The WSL Championship Tour's first-ever day in New Zealand handed its left-hand wave to the surfers who had been waiting all season for one — the goofy-footers — and the wider field paid the price.
Manu Bay's first competitive day under WSL banner produced what the broadcast called a 'reset' for the year. The wave's long, sloping left forced regular-footers to ride backside on a face that does not easily yield power turns to anyone who has not put time in. Gabriel Medina, Yago Dora and Italo Ferreira — all natural goofies and all part of the Brazilian storm front that has dominated the early season — strode through their heats without lapsing into early-event hesitation.
"It was nice to see the tour start to swing the other way," commentator Jessi Stilling said. "Today was fun. So many people just rose to the occasion of a new location here."
WSL commentator Richie Lovett added that the wave's quirks had served as a kind of leveller across the field.
"It's a bit of a different slope to the face of the wave as well," Lovett said in his preview earlier in the week. "I know a lot of the goofy-footers are literally rubbing their hands together. I can see Gabe doing incredibly well. I can see Yago bouncing back in a big way. And it's going to be up to the natural footers to work out this wave and really find their form."
The day delivered on that prediction. The morning swell rolled in cleanly across the inside section, and Medina opened the heat draw with a textbook clinic, going on to put up a heat total of more than fifteen points and dispatching Eli Hanneman in the opening pairing.
"We grew up going left," Tru Stilling said in the broadcast. "But this place — it forced everyone to be a rookie again. It evened out the playing field a little bit more."
Not everyone got the memo. Several natural-footers struggled to read the wave's tempo and were eliminated into the Round 2 repechage, where they will face the survivors of the goofy-footer heat draw. The repechage will run through Day 3, with the contest planning to push through the morning swells of the back half of the window before the wind switches onshore.

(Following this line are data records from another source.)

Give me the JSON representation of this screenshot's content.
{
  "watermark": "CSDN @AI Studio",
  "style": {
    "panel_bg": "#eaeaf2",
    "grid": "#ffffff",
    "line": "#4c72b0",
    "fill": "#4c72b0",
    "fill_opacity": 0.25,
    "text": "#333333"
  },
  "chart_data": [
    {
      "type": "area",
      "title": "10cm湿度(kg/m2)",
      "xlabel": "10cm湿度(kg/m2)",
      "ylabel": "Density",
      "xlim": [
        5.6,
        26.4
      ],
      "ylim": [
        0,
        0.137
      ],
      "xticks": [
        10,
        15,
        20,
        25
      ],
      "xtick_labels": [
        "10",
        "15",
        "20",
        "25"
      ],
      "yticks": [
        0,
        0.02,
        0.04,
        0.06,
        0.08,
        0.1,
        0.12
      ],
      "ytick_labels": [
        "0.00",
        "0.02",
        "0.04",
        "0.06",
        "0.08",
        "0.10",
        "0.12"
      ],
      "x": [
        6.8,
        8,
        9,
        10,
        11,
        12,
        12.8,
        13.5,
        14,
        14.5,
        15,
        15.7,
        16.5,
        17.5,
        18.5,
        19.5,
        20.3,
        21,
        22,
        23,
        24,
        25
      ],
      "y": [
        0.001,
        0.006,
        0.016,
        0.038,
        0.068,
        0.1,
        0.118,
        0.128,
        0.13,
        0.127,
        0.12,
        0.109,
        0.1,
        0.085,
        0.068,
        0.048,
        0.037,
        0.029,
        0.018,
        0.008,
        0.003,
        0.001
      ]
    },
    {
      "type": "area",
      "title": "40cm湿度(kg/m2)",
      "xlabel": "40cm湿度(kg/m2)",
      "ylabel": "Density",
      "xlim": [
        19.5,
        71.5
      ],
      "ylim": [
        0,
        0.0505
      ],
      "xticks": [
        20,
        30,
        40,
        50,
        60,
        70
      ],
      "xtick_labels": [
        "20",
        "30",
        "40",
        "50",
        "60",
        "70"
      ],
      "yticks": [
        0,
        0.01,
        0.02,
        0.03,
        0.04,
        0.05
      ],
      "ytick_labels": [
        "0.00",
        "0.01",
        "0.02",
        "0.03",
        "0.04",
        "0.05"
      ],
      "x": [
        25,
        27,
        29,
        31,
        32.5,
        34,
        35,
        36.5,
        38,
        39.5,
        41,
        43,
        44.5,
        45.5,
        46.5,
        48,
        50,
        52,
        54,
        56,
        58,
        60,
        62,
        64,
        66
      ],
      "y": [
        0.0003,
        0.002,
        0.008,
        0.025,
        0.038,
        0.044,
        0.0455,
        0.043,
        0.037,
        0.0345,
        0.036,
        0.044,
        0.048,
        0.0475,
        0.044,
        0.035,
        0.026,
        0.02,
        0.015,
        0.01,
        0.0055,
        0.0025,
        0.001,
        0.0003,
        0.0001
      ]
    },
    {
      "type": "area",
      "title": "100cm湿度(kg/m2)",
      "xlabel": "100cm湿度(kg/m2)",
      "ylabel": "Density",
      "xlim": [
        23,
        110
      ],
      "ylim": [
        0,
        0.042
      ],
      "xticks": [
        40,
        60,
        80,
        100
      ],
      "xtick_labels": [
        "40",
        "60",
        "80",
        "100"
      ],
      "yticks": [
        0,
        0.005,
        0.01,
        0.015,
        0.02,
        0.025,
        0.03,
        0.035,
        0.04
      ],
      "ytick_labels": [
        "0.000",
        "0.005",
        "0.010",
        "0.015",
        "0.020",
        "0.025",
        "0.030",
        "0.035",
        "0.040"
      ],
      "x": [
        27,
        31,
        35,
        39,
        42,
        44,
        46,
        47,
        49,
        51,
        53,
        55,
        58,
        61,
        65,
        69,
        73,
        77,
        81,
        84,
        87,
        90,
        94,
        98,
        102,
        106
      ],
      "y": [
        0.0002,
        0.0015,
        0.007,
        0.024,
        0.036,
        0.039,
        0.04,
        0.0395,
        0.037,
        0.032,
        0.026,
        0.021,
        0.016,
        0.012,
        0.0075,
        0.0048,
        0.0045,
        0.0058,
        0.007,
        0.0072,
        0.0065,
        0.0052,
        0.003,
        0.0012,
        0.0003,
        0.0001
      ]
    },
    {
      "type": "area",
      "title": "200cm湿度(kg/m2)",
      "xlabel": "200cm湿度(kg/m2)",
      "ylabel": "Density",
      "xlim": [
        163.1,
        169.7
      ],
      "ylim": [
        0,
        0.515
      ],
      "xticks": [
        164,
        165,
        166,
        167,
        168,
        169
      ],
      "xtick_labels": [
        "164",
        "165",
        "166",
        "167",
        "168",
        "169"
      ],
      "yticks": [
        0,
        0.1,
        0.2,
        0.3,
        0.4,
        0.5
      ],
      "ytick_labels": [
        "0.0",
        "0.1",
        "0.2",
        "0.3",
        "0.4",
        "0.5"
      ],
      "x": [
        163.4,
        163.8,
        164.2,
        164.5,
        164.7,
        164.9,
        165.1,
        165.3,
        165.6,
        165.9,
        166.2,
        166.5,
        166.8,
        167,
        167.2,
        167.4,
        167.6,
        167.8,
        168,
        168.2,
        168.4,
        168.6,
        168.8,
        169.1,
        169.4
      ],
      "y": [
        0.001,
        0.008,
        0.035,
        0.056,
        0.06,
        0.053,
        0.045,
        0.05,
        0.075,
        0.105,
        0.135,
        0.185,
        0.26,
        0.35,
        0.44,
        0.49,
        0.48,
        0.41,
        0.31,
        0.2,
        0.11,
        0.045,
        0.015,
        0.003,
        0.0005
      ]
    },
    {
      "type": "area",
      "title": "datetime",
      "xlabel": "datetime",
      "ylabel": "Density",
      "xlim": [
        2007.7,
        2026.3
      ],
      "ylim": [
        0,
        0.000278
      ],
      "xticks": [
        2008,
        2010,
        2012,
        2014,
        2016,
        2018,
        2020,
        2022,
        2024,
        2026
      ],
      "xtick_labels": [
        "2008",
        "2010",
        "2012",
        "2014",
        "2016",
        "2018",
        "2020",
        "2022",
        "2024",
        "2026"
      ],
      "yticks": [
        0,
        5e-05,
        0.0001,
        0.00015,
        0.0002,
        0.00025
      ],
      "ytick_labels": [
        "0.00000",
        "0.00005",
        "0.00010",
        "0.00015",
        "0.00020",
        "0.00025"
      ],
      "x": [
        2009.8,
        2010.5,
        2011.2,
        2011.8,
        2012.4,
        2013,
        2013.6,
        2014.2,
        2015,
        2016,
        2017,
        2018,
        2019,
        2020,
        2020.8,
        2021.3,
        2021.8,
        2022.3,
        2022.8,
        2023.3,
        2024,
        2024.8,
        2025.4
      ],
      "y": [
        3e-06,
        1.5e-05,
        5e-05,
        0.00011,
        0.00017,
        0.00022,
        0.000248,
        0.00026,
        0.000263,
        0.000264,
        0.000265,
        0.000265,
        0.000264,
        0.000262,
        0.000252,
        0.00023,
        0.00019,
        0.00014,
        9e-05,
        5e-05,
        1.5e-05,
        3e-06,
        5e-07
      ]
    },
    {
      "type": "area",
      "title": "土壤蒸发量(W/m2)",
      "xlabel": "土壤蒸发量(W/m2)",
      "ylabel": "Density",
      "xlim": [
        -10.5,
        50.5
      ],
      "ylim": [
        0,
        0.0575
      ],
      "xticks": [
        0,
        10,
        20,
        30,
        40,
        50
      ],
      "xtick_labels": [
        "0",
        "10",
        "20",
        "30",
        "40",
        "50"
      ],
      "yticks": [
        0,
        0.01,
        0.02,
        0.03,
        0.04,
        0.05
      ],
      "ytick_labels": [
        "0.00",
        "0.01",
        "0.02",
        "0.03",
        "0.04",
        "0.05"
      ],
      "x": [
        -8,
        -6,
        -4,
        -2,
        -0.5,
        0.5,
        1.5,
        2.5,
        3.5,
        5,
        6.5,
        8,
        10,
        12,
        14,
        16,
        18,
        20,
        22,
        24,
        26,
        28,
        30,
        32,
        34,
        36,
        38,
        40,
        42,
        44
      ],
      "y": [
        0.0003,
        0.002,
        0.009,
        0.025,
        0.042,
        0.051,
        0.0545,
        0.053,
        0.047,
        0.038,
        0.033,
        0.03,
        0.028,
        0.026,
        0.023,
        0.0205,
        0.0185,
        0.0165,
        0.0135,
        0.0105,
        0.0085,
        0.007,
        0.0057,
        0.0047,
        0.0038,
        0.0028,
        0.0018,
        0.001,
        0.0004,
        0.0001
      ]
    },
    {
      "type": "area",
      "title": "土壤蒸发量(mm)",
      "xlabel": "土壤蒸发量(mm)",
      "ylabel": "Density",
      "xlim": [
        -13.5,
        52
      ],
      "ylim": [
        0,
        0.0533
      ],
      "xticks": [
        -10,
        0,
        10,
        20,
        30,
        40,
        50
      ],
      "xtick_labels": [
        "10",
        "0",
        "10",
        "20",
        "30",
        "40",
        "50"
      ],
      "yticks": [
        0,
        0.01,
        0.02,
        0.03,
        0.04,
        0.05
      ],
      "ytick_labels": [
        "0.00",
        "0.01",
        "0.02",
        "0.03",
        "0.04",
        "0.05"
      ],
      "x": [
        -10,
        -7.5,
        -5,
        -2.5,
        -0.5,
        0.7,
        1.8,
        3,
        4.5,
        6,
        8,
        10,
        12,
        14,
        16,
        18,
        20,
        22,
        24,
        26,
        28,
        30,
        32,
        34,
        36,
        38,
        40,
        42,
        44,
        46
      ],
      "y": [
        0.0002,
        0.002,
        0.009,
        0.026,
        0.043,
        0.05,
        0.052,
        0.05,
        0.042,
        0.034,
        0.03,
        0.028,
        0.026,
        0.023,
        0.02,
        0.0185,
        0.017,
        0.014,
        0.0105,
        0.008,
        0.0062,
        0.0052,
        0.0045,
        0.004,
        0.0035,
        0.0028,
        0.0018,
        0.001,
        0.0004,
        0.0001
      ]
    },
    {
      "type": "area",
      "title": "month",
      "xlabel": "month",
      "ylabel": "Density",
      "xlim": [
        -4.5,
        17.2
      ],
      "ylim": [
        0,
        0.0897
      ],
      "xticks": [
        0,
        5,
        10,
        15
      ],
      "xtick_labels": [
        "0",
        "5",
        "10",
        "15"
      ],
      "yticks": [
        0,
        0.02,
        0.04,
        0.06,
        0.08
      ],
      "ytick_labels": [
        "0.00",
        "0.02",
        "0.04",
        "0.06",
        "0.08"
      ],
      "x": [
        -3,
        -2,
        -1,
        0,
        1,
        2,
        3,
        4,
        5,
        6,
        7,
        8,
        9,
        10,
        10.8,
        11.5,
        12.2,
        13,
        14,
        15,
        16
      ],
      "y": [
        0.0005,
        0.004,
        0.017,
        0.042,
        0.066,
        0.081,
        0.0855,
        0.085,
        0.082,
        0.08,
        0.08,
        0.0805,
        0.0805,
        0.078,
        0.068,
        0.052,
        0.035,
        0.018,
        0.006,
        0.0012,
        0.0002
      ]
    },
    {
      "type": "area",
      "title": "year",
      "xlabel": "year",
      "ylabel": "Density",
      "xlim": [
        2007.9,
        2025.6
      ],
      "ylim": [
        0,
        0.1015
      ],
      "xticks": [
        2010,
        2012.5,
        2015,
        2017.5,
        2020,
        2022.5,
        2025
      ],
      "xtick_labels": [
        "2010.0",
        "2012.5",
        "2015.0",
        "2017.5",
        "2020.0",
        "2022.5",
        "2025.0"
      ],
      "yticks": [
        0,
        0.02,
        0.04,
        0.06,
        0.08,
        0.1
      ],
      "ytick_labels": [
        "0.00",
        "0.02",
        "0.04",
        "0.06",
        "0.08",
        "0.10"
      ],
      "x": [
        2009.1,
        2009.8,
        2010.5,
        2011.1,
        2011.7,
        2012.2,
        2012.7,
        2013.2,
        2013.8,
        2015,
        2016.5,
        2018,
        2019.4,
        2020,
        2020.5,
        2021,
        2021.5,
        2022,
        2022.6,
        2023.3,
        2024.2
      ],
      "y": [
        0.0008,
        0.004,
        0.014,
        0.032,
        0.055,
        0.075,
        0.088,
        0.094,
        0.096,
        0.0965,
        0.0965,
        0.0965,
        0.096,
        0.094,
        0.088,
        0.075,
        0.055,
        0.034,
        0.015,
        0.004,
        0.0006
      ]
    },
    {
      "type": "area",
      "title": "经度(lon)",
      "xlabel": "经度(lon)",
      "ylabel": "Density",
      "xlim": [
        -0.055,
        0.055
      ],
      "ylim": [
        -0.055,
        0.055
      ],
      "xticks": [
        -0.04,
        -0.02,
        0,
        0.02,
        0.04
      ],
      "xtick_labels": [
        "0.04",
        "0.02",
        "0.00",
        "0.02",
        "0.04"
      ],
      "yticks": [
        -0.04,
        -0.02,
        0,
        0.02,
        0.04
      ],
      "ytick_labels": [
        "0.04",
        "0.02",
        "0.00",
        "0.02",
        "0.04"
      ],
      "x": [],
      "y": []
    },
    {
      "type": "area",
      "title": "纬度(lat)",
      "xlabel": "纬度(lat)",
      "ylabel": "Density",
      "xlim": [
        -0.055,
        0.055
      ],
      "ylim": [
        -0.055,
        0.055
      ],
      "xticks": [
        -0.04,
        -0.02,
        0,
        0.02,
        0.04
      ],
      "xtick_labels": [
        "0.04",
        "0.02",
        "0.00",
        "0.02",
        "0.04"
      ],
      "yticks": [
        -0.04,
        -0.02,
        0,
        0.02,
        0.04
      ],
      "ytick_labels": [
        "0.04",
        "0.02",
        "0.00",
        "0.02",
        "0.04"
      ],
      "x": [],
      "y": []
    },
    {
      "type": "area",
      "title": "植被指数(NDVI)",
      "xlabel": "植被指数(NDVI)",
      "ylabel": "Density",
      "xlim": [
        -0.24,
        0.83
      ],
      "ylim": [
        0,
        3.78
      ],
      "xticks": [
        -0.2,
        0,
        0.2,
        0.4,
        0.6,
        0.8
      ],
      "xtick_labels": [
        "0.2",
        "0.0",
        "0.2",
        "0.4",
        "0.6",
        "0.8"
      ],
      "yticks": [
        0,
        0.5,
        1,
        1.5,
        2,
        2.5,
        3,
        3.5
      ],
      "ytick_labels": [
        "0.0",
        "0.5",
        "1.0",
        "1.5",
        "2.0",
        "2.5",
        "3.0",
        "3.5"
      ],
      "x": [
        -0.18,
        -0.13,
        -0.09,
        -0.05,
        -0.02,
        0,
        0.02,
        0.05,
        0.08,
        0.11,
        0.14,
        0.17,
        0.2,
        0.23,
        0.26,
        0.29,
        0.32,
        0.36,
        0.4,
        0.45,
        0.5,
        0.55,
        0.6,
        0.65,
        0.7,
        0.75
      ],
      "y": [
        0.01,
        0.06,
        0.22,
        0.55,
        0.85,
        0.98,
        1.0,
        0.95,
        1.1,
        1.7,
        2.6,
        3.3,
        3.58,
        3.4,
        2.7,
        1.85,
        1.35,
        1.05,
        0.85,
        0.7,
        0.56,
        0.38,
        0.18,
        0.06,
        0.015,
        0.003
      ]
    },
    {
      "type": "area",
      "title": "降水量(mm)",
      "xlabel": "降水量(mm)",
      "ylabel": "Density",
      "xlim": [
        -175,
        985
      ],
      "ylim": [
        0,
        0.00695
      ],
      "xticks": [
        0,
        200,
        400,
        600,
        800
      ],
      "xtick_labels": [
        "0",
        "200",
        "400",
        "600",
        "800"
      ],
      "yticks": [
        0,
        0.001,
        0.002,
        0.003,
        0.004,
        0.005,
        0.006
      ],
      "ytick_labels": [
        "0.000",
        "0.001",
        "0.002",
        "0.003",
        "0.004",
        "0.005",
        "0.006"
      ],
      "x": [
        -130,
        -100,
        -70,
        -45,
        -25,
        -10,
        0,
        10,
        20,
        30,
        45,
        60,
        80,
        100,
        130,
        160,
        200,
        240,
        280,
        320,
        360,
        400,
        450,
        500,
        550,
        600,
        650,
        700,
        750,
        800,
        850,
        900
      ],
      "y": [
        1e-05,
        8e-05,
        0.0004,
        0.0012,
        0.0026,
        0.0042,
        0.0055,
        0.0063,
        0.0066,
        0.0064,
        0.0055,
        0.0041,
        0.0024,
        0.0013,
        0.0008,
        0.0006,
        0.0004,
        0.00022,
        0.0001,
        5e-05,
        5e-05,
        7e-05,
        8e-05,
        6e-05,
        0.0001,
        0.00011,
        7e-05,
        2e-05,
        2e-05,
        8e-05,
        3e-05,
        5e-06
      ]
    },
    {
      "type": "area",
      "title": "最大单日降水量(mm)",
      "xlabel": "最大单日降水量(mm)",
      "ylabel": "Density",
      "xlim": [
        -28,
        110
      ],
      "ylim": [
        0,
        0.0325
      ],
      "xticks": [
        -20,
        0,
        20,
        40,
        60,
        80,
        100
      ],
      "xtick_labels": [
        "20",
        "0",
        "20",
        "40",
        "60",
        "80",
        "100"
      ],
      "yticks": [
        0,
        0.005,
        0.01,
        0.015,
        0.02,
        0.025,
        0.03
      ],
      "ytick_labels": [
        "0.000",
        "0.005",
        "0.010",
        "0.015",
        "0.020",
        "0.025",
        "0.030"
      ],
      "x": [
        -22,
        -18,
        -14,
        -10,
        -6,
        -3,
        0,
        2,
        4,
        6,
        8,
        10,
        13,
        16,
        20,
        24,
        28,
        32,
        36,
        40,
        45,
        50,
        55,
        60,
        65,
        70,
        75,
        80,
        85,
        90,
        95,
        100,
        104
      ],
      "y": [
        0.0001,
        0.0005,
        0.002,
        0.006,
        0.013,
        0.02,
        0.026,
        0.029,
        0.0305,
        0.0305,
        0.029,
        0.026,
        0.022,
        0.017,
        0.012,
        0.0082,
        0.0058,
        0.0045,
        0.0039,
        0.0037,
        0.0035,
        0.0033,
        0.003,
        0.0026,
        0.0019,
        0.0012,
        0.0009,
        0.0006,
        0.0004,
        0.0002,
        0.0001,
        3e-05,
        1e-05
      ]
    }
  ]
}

"Beautiful conditions," Stilling said. "This place forced everyone to be a rookie again. Some really high-scoring action, some great surfing and some problems from some people actually trying to figure out the wave as well. We had a little bit of everything today."
Day 2 was scheduled to run through both Round 2 matchups and a fresh chunk of women's Round 1 heats, with Caroline Marks, Carissa Moore and Lakey Peterson all marked for action. The contest window runs through May 22, with a forecast favouring the back half of the week. Raglan, having handed Day 1 to the goofy-footers, may yet swing back the other way as the tide changes.